実際、アメリカはイスラエルに対して地上侵攻作戦を行うことを当面止めるように説得しています。現状でもウクライナに対して武器支援を行うことでかなりの出費が強いられている(ウクライナは供与された武器代金を支払うお金はどこにもありません。つまりゼレちゃんは「世界の皆さん、タダで武器と弾薬をくれ」といって回ってるのです)のに、それに加えて死ぬほどお金がかかる空母をイスラエル沖に派遣するとなるとどえらい出費になります。アメリカ軍空母ってやつは、そこに浮かんでるだけで年間何億円もしますからね。警戒するために毎日戦闘機を飛ばしてたら、その燃料代だけで毎日何百万円から何千万円の出費です。そして空母が攻撃されないために、護衛の軍艦や原子力潜水艦が何隻も必要です。
バイデン大統領は「カネがかかりすぎてしょうがない」という理由でアフガニスタンから撤退したのに、ウクライナとイスラエルでアフガニスタンよりずっとカネがかかる事態に直面しているので、大変に頭が痛いところですね。今両手が塞がってるような状況ですから、これで中国が南シナ海とかで強気に出てきたら・・・って状況です。

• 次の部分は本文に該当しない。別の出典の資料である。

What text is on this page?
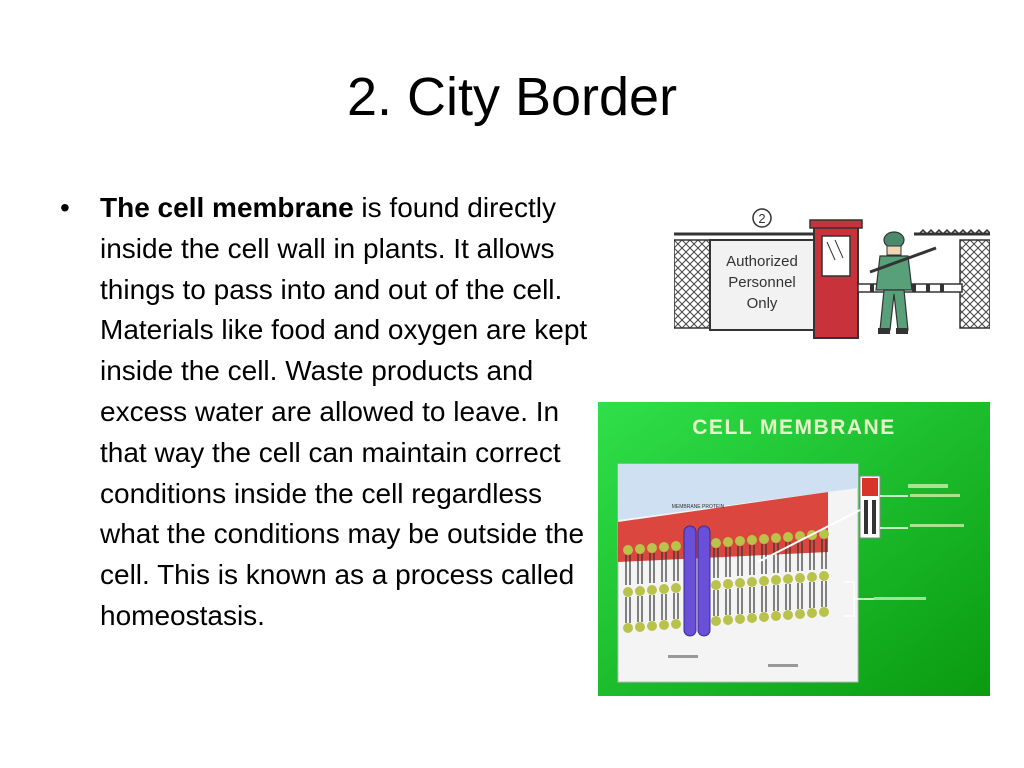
2. City Border
•	The cell membrane is found directly inside the cell wall in plants. It allows things to pass into and out of the cell. Materials like food and oxygen are kept inside the cell. Waste products and excess water are allowed to leave. In that way the cell can maintain correct conditions inside the cell regardless what the conditions may be outside the cell. This is known as a process called homeostasis.
Authorized
Personnel
Only
2
CELL MEMBRANE
MEMBRANE PROTEIN
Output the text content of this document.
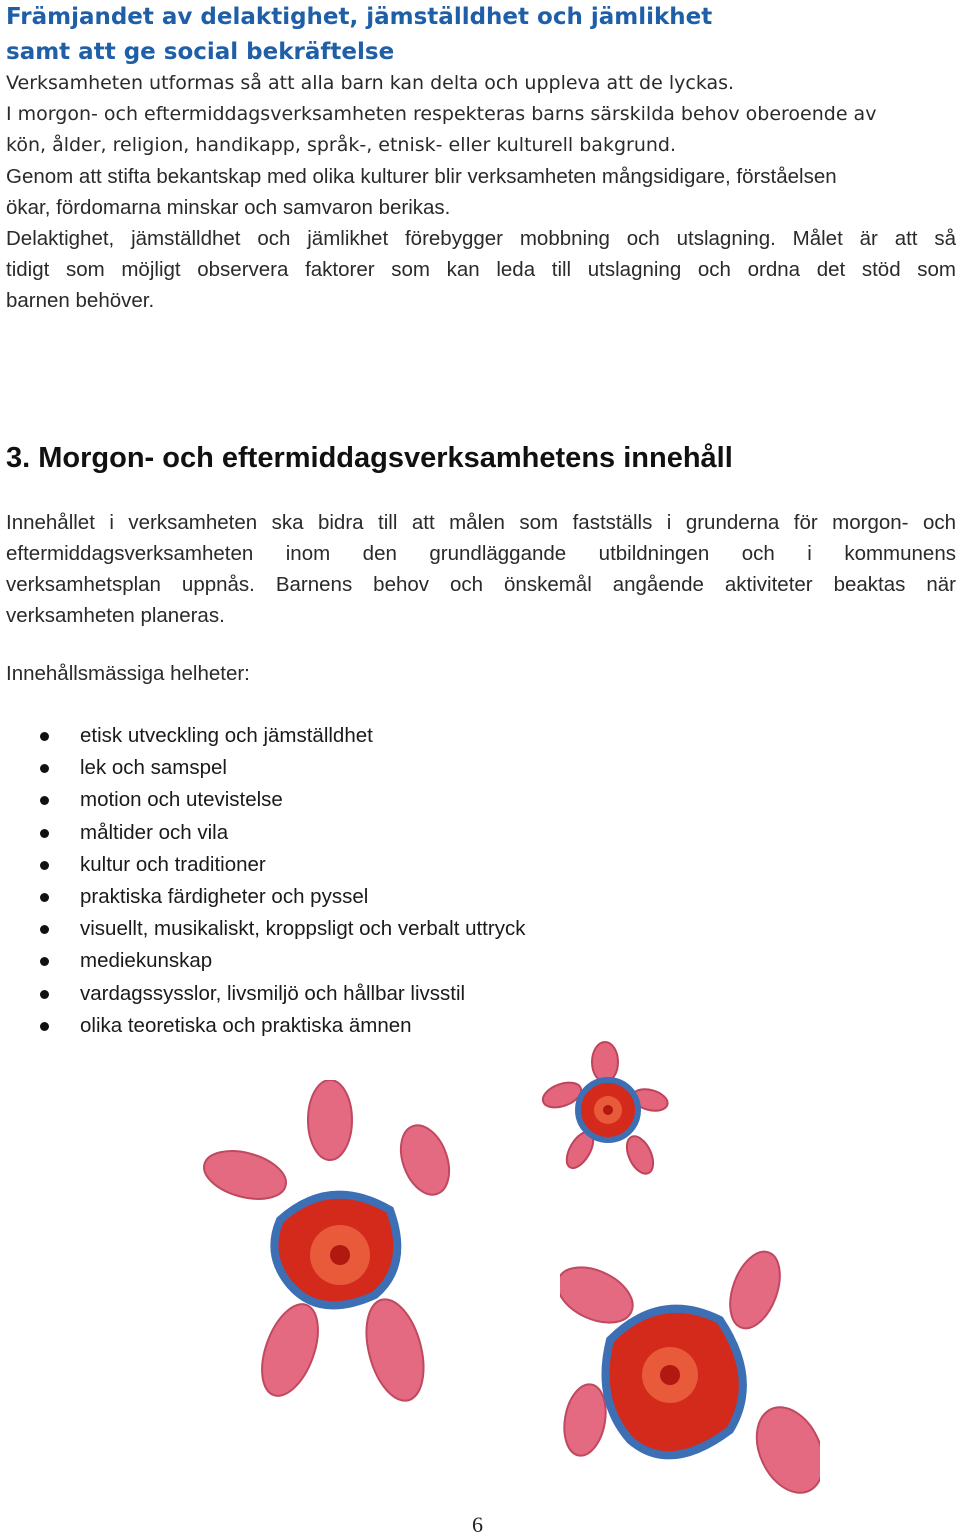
Främjandet av delaktighet, jämställdhet och jämlikhet
samt att ge social bekräftelse
Verksamheten utformas så att alla barn kan delta och uppleva att de lyckas.
I morgon- och eftermiddagsverksamheten respekteras barns särskilda behov oberoende av
kön, ålder, religion, handikapp, språk-, etnisk- eller kulturell bakgrund.
Genom att stifta bekantskap med olika kulturer blir verksamheten mångsidigare, förståelsen
ökar, fördomarna minskar och samvaron berikas.
Delaktighet, jämställdhet och jämlikhet förebygger mobbning och utslagning. Målet är att så
tidigt som möjligt observera faktorer som kan leda till utslagning och ordna det stöd som
barnen behöver.
3. Morgon- och eftermiddagsverksamhetens innehåll
Innehållet i verksamheten ska bidra till att målen som fastställs i grunderna för morgon- och
eftermiddagsverksamheten inom den grundläggande utbildningen och i kommunens
verksamhetsplan uppnås. Barnens behov och önskemål angående aktiviteter beaktas när
verksamheten planeras.
Innehållsmässiga helheter:
etisk utveckling och jämställdhet
lek och samspel
motion och utevistelse
måltider och vila
kultur och traditioner
praktiska färdigheter och pyssel
visuellt, musikaliskt, kroppsligt och verbalt uttryck
mediekunskap
vardagssysslor, livsmiljö och hållbar livsstil
olika teoretiska och praktiska ämnen
6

ガザ地区が完全に殲滅されれば、イスラエルにとっては国防の脅威は大きく減ることにはなりますね。だからイスラエルはガザ地区に対する攻撃を容赦しないのだと思います。イスラエル政府の本当の本音は、ガザ地区のパレスチナ人が根絶やしになればイスラエルへの脅威にはならなくなるということだと思います。ただそれは、かつてナチスドイツがユダヤ人に対して行ったことなんじゃないかと思いますけれどもね。